The effect of F. asafoetida was concentration dependent and there were significant positive correlations between the values of EC50 and plant concentrations. These findings also confirm the concentration dependent effect of the plant and therefore a specific competitive antagonism on muscarinic receptors.

The results of our previous studies also showed a potent relaxant effect for the extract of F. asafoetida on tracheal smooth contracted by methacholine yet a very weak relaxant effect from KCl-induced contraction, which suggests the muscarinic inhibitory effect of the plant and supports the current findings (27). The constituents of F. asafoetida include thymol (10%) (29), which did not show any relaxant effect on tracheal smooth muscle (1), ambelliprenin (less than 1%), which showed significantly lower relaxant effect compared to the plant extract (27) and carvacrol, which showed a potent relaxant effect on tracheal smooth muscle (30). The inhibitory effect of carvacrol on muscarinic receptors of tracheal smooth muscle was also observed previously (31). Therefore, carvacrol could contribute to the observed relaxant and inhibitory effect on muscarinic receptors of F. asafoetida gum extract. However, the effect of ambelliprenin on muscarinic receptors should be examined by further studies.

Acetylcholine and methacholine cause tonic contractions of smooth muscles.
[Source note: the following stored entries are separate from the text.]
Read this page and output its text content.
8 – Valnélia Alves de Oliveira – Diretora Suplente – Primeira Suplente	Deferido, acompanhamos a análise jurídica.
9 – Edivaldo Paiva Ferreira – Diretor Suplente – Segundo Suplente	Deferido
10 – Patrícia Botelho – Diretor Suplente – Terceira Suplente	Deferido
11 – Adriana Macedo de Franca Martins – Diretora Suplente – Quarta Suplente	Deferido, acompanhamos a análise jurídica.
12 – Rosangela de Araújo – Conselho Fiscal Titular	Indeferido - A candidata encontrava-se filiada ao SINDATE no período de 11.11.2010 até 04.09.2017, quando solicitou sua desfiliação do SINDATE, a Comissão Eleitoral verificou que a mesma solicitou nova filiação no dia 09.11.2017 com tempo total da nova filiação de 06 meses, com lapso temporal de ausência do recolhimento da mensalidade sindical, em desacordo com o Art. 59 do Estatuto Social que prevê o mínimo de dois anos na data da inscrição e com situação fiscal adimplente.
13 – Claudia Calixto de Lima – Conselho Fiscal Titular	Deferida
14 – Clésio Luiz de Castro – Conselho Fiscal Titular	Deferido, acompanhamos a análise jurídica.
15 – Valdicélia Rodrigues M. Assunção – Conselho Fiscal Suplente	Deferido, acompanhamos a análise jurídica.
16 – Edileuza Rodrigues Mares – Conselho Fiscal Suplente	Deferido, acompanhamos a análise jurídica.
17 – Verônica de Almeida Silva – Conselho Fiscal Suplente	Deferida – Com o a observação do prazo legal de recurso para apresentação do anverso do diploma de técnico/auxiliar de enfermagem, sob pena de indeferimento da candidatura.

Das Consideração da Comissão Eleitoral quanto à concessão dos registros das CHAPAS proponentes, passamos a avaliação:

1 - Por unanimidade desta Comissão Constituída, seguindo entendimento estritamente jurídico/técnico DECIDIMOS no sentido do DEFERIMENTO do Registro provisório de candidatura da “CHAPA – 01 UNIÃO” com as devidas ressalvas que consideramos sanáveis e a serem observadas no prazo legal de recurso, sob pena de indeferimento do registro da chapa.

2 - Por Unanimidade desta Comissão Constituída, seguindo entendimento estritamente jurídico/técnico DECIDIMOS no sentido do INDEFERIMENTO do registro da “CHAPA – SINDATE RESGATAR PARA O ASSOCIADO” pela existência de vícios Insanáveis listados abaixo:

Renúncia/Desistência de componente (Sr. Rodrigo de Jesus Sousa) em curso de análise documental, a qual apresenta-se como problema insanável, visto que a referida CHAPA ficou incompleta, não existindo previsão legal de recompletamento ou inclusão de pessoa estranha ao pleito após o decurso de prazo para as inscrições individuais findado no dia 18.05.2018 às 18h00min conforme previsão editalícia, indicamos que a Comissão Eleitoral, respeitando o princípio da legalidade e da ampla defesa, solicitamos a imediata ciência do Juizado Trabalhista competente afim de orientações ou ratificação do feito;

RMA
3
The activation of muscarinic receptors of tracheal smooth muscle leads to an increased frequency of action potential and depolarization, which results in muscle contraction (32). The acetylcholine (or methacholine) induces contraction, mediated via M3 subtype of muscarinic receptor. However, a muscarinic receptor competitive agent binds to the receptor and prevents the agonist from binding and causes post-receptor activity leading to response (21). Therefore, the results of the present study suggest that F. asafoetida or its constituents my bind to muscarinic receptor of tracheal smooth muscle and prevent the binding of methacholine to this receptor, which leads to rightward shift of the methacholine concentration curve.

In conclusion, these results suggested the competitive antagonistic effect of F. asafoetida at muscarinic receptors.